In vielen Berufen werden heutzutage nicht mehr Stundenlöhne vereinbart, sondern feste Gehälter pro Monat und Jahr. Entsprechend ist die Zeiterfassung nicht mehr relevant für die Buchhaltung, weil sich das Gehalt nicht mehr nach den tatsächlich geleisteten Stunden richtet.
Vor diesem Hintergrund gehen immer mehr Arbeitgeber noch einen Schritt weiter und setzen auf Vertrauensarbeitszeit. Dies macht eine individuelle Zeiterfassung endgültig unnötig.
Vertrauensarbeitszeit: Das steckt dahinter
Arbeitgeber, die ihren Angestellten eine Vertrauensarbeitszeit einräumen, haben weniger ein Interesse daran, dass ihre Arbeitskräfte möglichst viel Zeit im Unternehmen verbringen, als daran, dass die anstehende Arbeit möglichst effizient erledigt wird. Gerade bei Stellen, die ein hohes Maß an Qualifikation verlangen, wissen hier die Arbeitnehmer oft deutlich besser, welche Zeit sie für ein bestimmtes Projekt benötigen, als ihre Vorgesetzten.
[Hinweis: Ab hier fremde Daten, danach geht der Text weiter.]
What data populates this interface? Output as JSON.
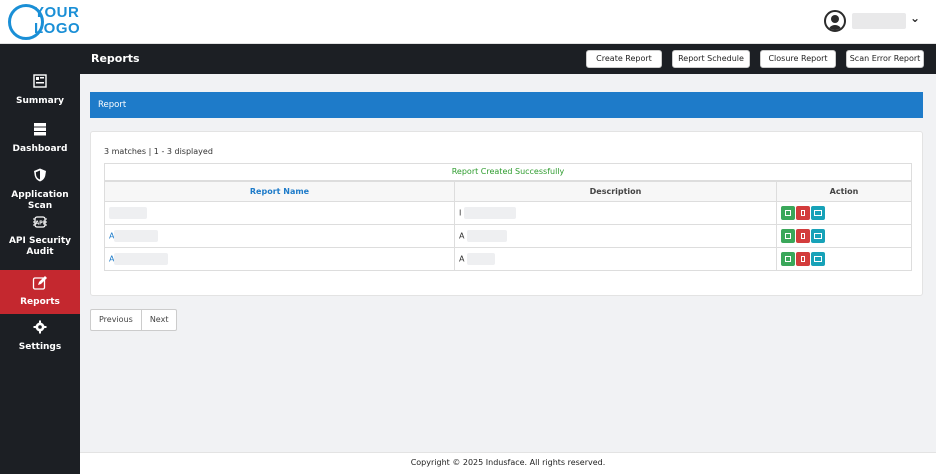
{
  "logo": {
    "line1": "YOUR",
    "line2": "LOGO"
  },
  "user": {
    "caret": "⌄"
  },
  "sidebar": {
    "items": [
      {
        "label": "Summary",
        "icon": "summary-icon"
      },
      {
        "label": "Dashboard",
        "icon": "dashboard-icon"
      },
      {
        "label": "Application Scan",
        "icon": "shield-icon"
      },
      {
        "label": "API Security Audit",
        "icon": "api-icon"
      },
      {
        "label": "Reports",
        "icon": "edit-icon",
        "active": true
      },
      {
        "label": "Settings",
        "icon": "gear-icon"
      }
    ]
  },
  "header": {
    "title": "Reports",
    "buttons": [
      "Create Report",
      "Report Schedule",
      "Closure Report",
      "Scan Error Report"
    ]
  },
  "band": {
    "label": "Report"
  },
  "results": {
    "matches": "3 matches | 1 - 3 displayed",
    "success": "Report Created Successfully",
    "columns": [
      "Report Name",
      "Description",
      "Action"
    ],
    "rows": [
      {
        "name": "",
        "desc": "I"
      },
      {
        "name": "A",
        "desc": "A"
      },
      {
        "name": "A",
        "desc": "A"
      }
    ]
  },
  "pagination": {
    "prev": "Previous",
    "next": "Next"
  },
  "footer": "Copyright © 2025 Indusface. All rights reserved.",
  "colors": {
    "accent": "#1e7bc9",
    "active_nav": "#c4282f",
    "sidebar": "#1c1f24",
    "success": "#2e9c2e"
  }
}
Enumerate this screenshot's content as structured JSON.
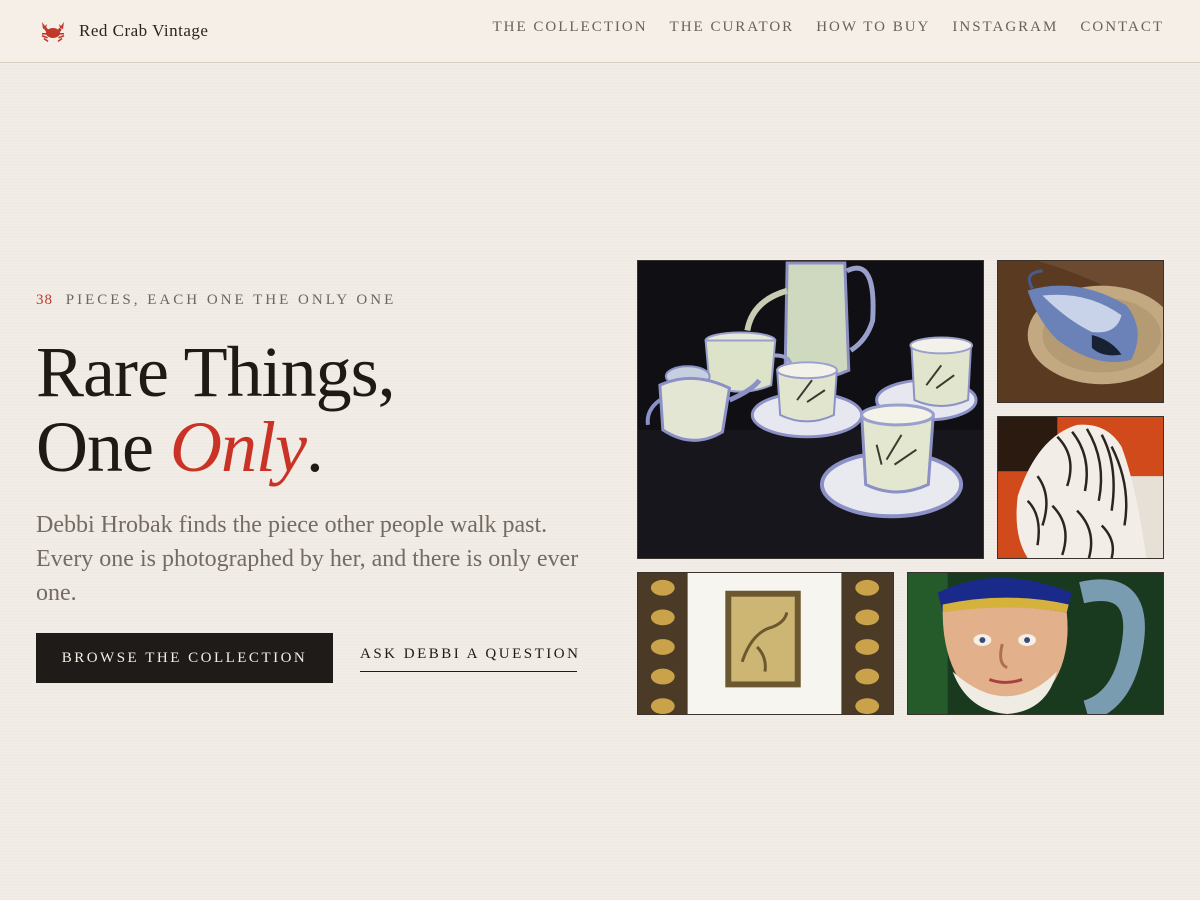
{
  "brand": {
    "name": "Red Crab Vintage",
    "icon": "crab-icon",
    "icon_color": "#c0392b"
  },
  "nav": {
    "items": [
      "THE COLLECTION",
      "THE CURATOR",
      "HOW TO BUY",
      "INSTAGRAM",
      "CONTACT"
    ]
  },
  "hero": {
    "eyebrow_count": "38",
    "eyebrow_text": "PIECES, EACH ONE THE ONLY ONE",
    "headline_line1": "Rare Things,",
    "headline_line2_prefix": "One",
    "headline_line2_accent": "Only",
    "headline_line2_suffix": ".",
    "lede": "Debbi Hrobak finds the piece other people walk past. Every one is photographed by her, and there is only ever one.",
    "primary_cta": "BROWSE THE COLLECTION",
    "secondary_cta": "ASK DEBBI A QUESTION"
  },
  "colors": {
    "accent": "#c93225",
    "dark": "#1e1b18",
    "background": "#f1ece5"
  },
  "gallery": [
    "lusterware-tea-set-photo",
    "glass-whale-photo",
    "zebra-figurine-photo",
    "framed-gilt-print-photo",
    "sea-captain-toby-jug-photo"
  ]
}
Deshalb setzen Arbeitszeitmodelle mit Vertrauensarbeitszeit darauf, dass mit den Angestellten Vereinbarungen darüber getroffen werden, bis wann bestimmte Aufgaben erledigt werden. Nach einer gemeinsamen Erörterung wird eine Zielvereinbarung getroffen. Diese legt fest, welche Aufgaben bis zu welchem Zeitpunkt erledigt werden müssen. Dies geschieht auf Grundlage der vom Arbeitnehmer laut Vertrag geschuldeten Arbeitszeit. Innerhalb der Frist für das Projekt ist der Arbeitnehmer nun frei, seine Arbeitszeit selber einzuteilen. Auf diese Weise wird er deutlich freier in der Einteilung seiner Zeiten.
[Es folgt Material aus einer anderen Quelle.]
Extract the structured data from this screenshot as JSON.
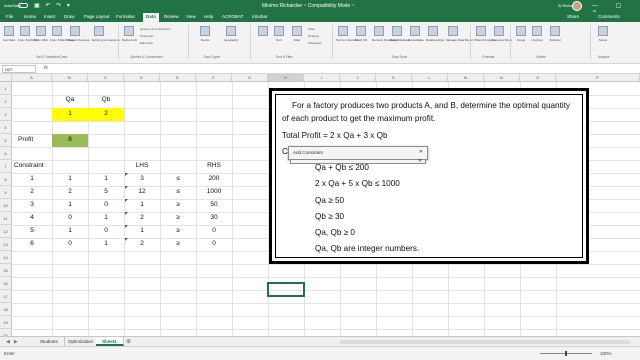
{
  "window": {
    "autosave": "AutoSave",
    "quick_access": "▣ ↶ ↷ ▾",
    "doc_title": "Minimo Richardse ~ Compatibility Mode ~",
    "user": "Al Richards",
    "window_controls": "— ▢ ✕"
  },
  "tabs": [
    {
      "label": "File"
    },
    {
      "label": "Home"
    },
    {
      "label": "Insert"
    },
    {
      "label": "Draw"
    },
    {
      "label": "Page Layout"
    },
    {
      "label": "Formulas"
    },
    {
      "label": "Data"
    },
    {
      "label": "Review"
    },
    {
      "label": "View"
    },
    {
      "label": "Help"
    },
    {
      "label": "ACROBAT"
    },
    {
      "label": "Kinobar"
    }
  ],
  "active_tab": "Data",
  "share_label": "Share",
  "comments_label": "Comments",
  "ribbon": {
    "buttons": [
      {
        "label": "Get Data"
      },
      {
        "label": "From Text/CSV"
      },
      {
        "label": "From Web"
      },
      {
        "label": "From Table/Range"
      },
      {
        "label": "Recent Sources"
      },
      {
        "label": "Existing Connections"
      },
      {
        "label": "Refresh All"
      },
      {
        "label": "Stocks"
      },
      {
        "label": "Geography"
      },
      {
        "label": "Sort"
      },
      {
        "label": "Filter"
      },
      {
        "label": "Text to Columns"
      },
      {
        "label": "Flash Fill"
      },
      {
        "label": "Remove Duplicates"
      },
      {
        "label": "Data Validation"
      },
      {
        "label": "Consolidate"
      },
      {
        "label": "Relationships"
      },
      {
        "label": "Manage Data Model"
      },
      {
        "label": "What-If Analysis"
      },
      {
        "label": "Forecast Sheet"
      },
      {
        "label": "Group"
      },
      {
        "label": "Ungroup"
      },
      {
        "label": "Subtotal"
      },
      {
        "label": "Solver"
      }
    ],
    "small_items": [
      "Queries & Connections",
      "Properties",
      "Edit Links",
      "Clear",
      "Reapply",
      "Advanced"
    ],
    "groups": [
      {
        "label": "Get & Transform Data"
      },
      {
        "label": "Queries & Connections"
      },
      {
        "label": "Data Types"
      },
      {
        "label": "Sort & Filter"
      },
      {
        "label": "Data Tools"
      },
      {
        "label": "Forecast"
      },
      {
        "label": "Outline"
      },
      {
        "label": "Analyze"
      }
    ]
  },
  "formula_bar": {
    "name_box": "H27",
    "fx": "fx"
  },
  "columns": [
    "A",
    "B",
    "C",
    "D",
    "E",
    "F",
    "G",
    "H",
    "I",
    "J",
    "K",
    "L",
    "M",
    "N",
    "O",
    "P"
  ],
  "rows": [
    "1",
    "2",
    "3",
    "4",
    "5",
    "6",
    "7",
    "8",
    "9",
    "10",
    "11",
    "12",
    "13",
    "14",
    "15",
    "16",
    "17",
    "18",
    "19",
    "20"
  ],
  "sheet": {
    "qa_header": "Qa",
    "qb_header": "Qb",
    "qa_value": "1",
    "qb_value": "2",
    "profit_label": "Profit",
    "profit_value": "8",
    "constraint_header": "Constraint",
    "lhs_header": "LHS",
    "rhs_header": "RHS",
    "constraints": [
      {
        "id": "1",
        "a": "1",
        "b": "1",
        "lhs": "3",
        "op": "≤",
        "rhs": "200"
      },
      {
        "id": "2",
        "a": "2",
        "b": "5",
        "lhs": "12",
        "op": "≤",
        "rhs": "1000"
      },
      {
        "id": "3",
        "a": "1",
        "b": "0",
        "lhs": "1",
        "op": "≥",
        "rhs": "50"
      },
      {
        "id": "4",
        "a": "0",
        "b": "1",
        "lhs": "2",
        "op": "≥",
        "rhs": "30"
      },
      {
        "id": "5",
        "a": "1",
        "b": "0",
        "lhs": "1",
        "op": "≥",
        "rhs": "0"
      },
      {
        "id": "6",
        "a": "0",
        "b": "1",
        "lhs": "2",
        "op": "≥",
        "rhs": "0"
      }
    ]
  },
  "textbox": {
    "line1": "For a factory produces two products A, and B, determine the optimal quantity",
    "line2": "of each product to get the maximum profit.",
    "line3": "Total Profit = 2 x Qa + 3 x Qb",
    "line4": "Co",
    "constraints": [
      "Qa + Qb ≤ 200",
      "2 x Qa + 5 x Qb ≤ 1000",
      "Qa ≥ 50",
      "Qb ≥ 30",
      "Qa, Qb ≥ 0",
      "Qa, Qb are integer numbers."
    ]
  },
  "dialog": {
    "title": "Add Constraint",
    "close": "✕"
  },
  "sheet_tabs": [
    {
      "label": "Students"
    },
    {
      "label": "Optimization"
    },
    {
      "label": "Sheet1"
    }
  ],
  "active_sheet": "Sheet1",
  "status": {
    "mode": "Enter",
    "zoom": "100%"
  }
}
Das Arbeitszeitgesetz gilt weiterhin
Allerdings stellen Arbeitszeitmodelle mit Vertrauensarbeitszeit keinen Freibrief für den Arbeitgeber dar, was dessen Pflicht zur Einhaltung der Arbeitsschutzbestimmungen betrifft. Hierunter fallen auch die Regelungen des Arbeitszeitgesetzes. Arbeitnehmern ist daher nicht freigestellt, an bestimmten Tagen zwölf Stunden und mehr zu arbeiten und dafür an anderen Tagen zuhause zu bleiben. Bei dringenden Projekten kann eine entsprechende Erhöhung der Arbeitszeit vereinbart werden. Im Regelfall greifen jedoch die gesetzlichen Regelungen.
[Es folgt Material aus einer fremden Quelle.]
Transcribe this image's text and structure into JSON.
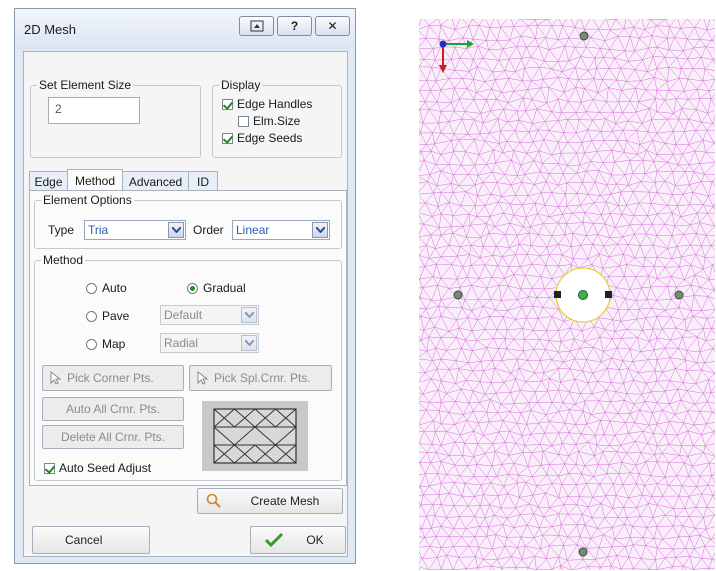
{
  "dialog": {
    "title": "2D Mesh",
    "titlebar_buttons": {
      "restore_icon": "restore-icon",
      "help_label": "?",
      "close_label": "✕"
    },
    "set_element_size": {
      "legend": "Set Element Size",
      "value": "2"
    },
    "display": {
      "legend": "Display",
      "edge_handles": {
        "label": "Edge Handles",
        "checked": true
      },
      "elm_size": {
        "label": "Elm.Size",
        "checked": false
      },
      "edge_seeds": {
        "label": "Edge Seeds",
        "checked": true
      }
    },
    "tabs": [
      {
        "label": "Edge"
      },
      {
        "label": "Method",
        "active": true
      },
      {
        "label": "Advanced"
      },
      {
        "label": "ID"
      }
    ],
    "element_options": {
      "legend": "Element Options",
      "type_label": "Type",
      "type_value": "Tria",
      "order_label": "Order",
      "order_value": "Linear"
    },
    "method": {
      "legend": "Method",
      "auto_label": "Auto",
      "gradual_label": "Gradual",
      "pave_label": "Pave",
      "pave_option": "Default",
      "map_label": "Map",
      "map_option": "Radial",
      "selected": "Gradual"
    },
    "buttons": {
      "pick_corner": "Pick Corner Pts.",
      "pick_spl_corner": "Pick Spl.Crnr. Pts.",
      "auto_all": "Auto All Crnr. Pts.",
      "delete_all": "Delete All Crnr. Pts."
    },
    "auto_seed_adjust": {
      "label": "Auto Seed Adjust",
      "checked": true
    },
    "create_mesh": "Create Mesh",
    "cancel": "Cancel",
    "ok": "OK"
  },
  "colors": {
    "mesh_line": "#d070d8",
    "mesh_bg": "#fbeefb",
    "hole_outline": "#e8d23a",
    "node": "#6f8f6f",
    "accent_check": "#1d8a1d"
  }
}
Für die Einhaltung der gesetzlichen Vorgaben ist der Arbeitgeber auch im Rahmen der Arbeitszeitmodelle zur Vertrauensarbeitszeit verantwortlich. Insofern mindern Arbeitszeitmodelle dieser Art zwar den organisatorischen Aufwand bei der Zeiterfassung, aber schaffen ihn nicht vollkommen aus der Welt. Denn wenn es aufgrund zu langer Arbeitszeiten zu Unfällen kommt, ist man als Arbeitgeber auch im Rahmen der Vertrauensarbeitszeit in der Haftung.
Gesetzliche Rahmenbedingungen
Arbeitszeitmodelle auf Vertrauensbasis müssen daher folgende Grenzen zwingend einhalten:
Pro Werktag beträgt die zulässige Höchstarbeitszeit zehn Stunden zzgl. Pausen. Wöchentlich darf die Arbeitszeit bis zu 48 Stunden betragen. Die Einhaltung dieser Grenzen ist durch Berechnung des Durchschnitts für einen Abschnitt von einem halben Jahr zu überprüfen. Phasenweise kann die Arbeitszeit daher höher sein, wenn in anderen Abschnitten entsprechend weniger gearbeitet wird. Für die Hochzeiten gilt eine absolute maximale Grenze von 60 Arbeitsstunden pro Woche. In diesen Ausnahmefällen darf dann jedoch die tägliche Arbeitszeit nicht mehr als zehn Stunden betragen (§ 3 S. 2 ArbZG).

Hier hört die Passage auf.